Should Private Equity Belong in Your 401(k)? Buffett and Munger Had Doubts

Should Private Equity Belong in Your 401(k)? Buffett and Munger Had Doubts

July 16, 2025

There’s growing momentum — including regulatory support — to allow private equity (PE) investments inside 401(k) plans. Advocates say these private funds offer potential for higher returns and portfolio diversification. But before embracing this trend, it’s worth revisiting what Warren Buffett and the late Charlie Munger — arguably the greatest investors of our time — had to say about private equity.

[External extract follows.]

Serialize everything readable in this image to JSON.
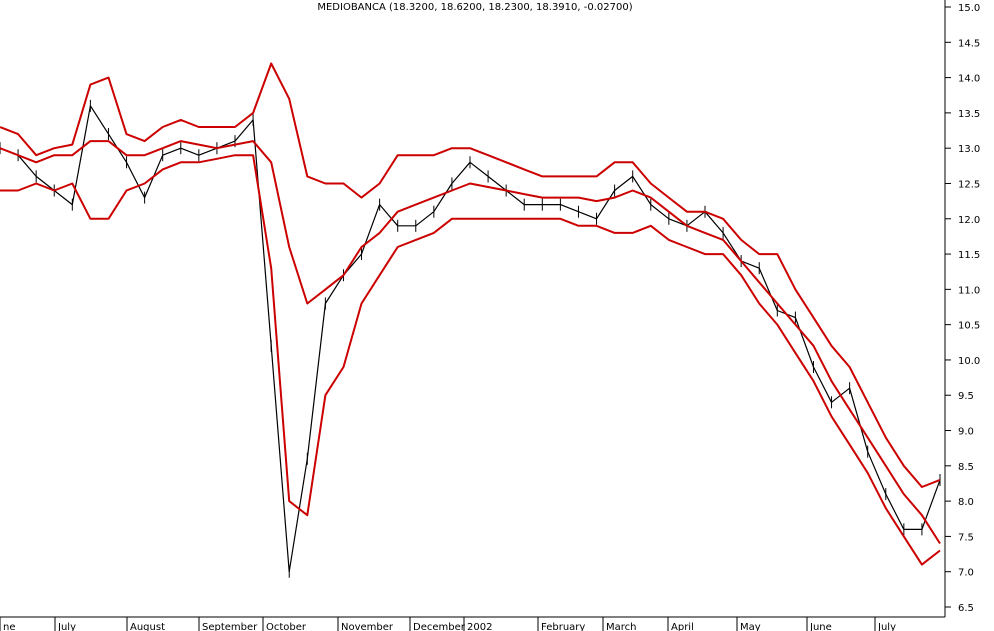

Spoiler: They weren’t fans.

In his 2020 Berkshire Hathaway shareholder letter, Buffett criticized the industry’s lack of transparency:

“When a pension fund manager or a college endowment manager talks about ‘private equity,’ they may be talking about valuations that are highly subjective... They’re very dependent on what managers report, and that can be manipulated.”
— Warren Buffett, 2020 Source: Berkshire Hathaway Shareholder Letter

Munger, never one to mince words, took it further in a 2019 Daily Journal meeting:

“Private equity buys things, leverages them up, pays themselves a lot of fees and sells them to somebody else. It's a compensation scheme masquerading as an asset class.”
— Charlie Munger, 2019 Source: CNBC / Daily Journal Annual Meeting

Their critiques generally centered on three key concerns:

1. Opaque Valuations

Unlike public stocks with daily market prices, private equity assets are often valued using internal models, not actual market transactions. This “mark-to-model” approach can obscure risk and overstate returns.

2. High Fees

The traditional private equity fee model — “2 and 20” (2% management fees plus 20% of profits) — can significantly erode returns over time, particularly when compared to low-cost index funds that Buffett and Munger championed.

3. Illiquidity

Private equity investments typically involve multi-year lockups, making them highly illiquid. That’s a poor fit for the daily liquidity and portability requirements of most 401(k) participants.

What Changed?

In 2020, the Department of Labor issued guidance allowing PE exposure within professionally managed asset-allocation vehicles such as target date funds — provided certain disclosures and fiduciary standards are met. Since then, some asset managers have introduced funds with modest allocations to private equity inside 401(k) plans.

The idea is that broadening access to PE can help close the “return gap” between institutional investors and individuals. But with broader access comes broader risk — especially when it involves complex structures, opaque pricing, and steep fees.

The Bottom Line

Private equity may have a place in large institutional portfolios with expert oversight and deep due diligence capabilities. But the average 401(k) saver isn’t a pension CIO — and may be ill-served by exposure to an asset class that two of the greatest investors of all time warned against.

Buffett’s advice still rings true: “Never invest in a business you cannot understand.” That goes double for your retirement plan.